The High Risk OB/Gyn or genetic counselor may ask for a blood sample from the baby or will perform an amniocentesis. These samples are used to perform several tests, one of which may be to check for the proper number of chromosomes, called a karyotype, of the baby. Some birth defects are known to be associated with missing a chromosome, having an extra chromosome, such as in Down Syndrome, as well as by having a part of one chromosome break off and relocate to a portion of another chromosome (called a translocation). However, on each of the 23 pairs of chromosomes are thousands of different genes. While chromosomes are easy to visualize under a microscope and count, the genes on them are not. Genes are very small pieces of DNA when compared to the chromosomes they reside on. A gene contains a code for a protein and if the gene is mutated (different from normal) the protein that is made from it may not function properly - if at all. Unfortunately, genetic abnormalities could still exist despite having normal chromosomes.
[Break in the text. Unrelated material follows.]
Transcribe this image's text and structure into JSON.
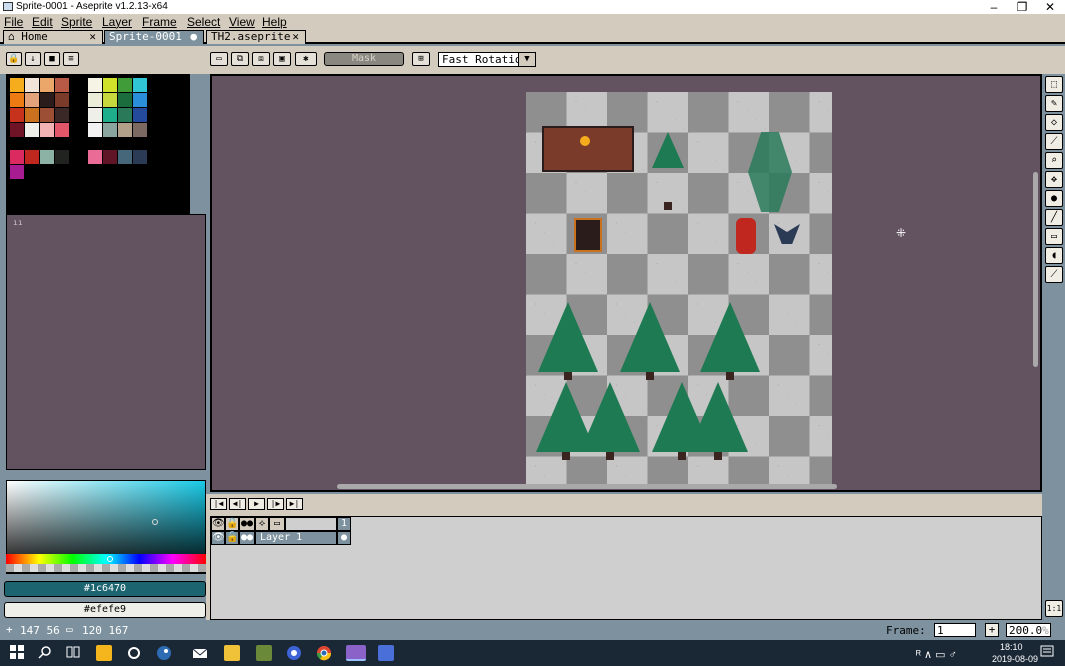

The only way to determine genetically inherited mutations in the infant is to perform a genome scan of the mother, father, affected infant and any unaffected siblings of the affected baby. These analyses will reveal what genetic mutations are present in the affected infant, and by comparing these results to the surviving siblings and parents, it can be determined which mutations were inherited or were not.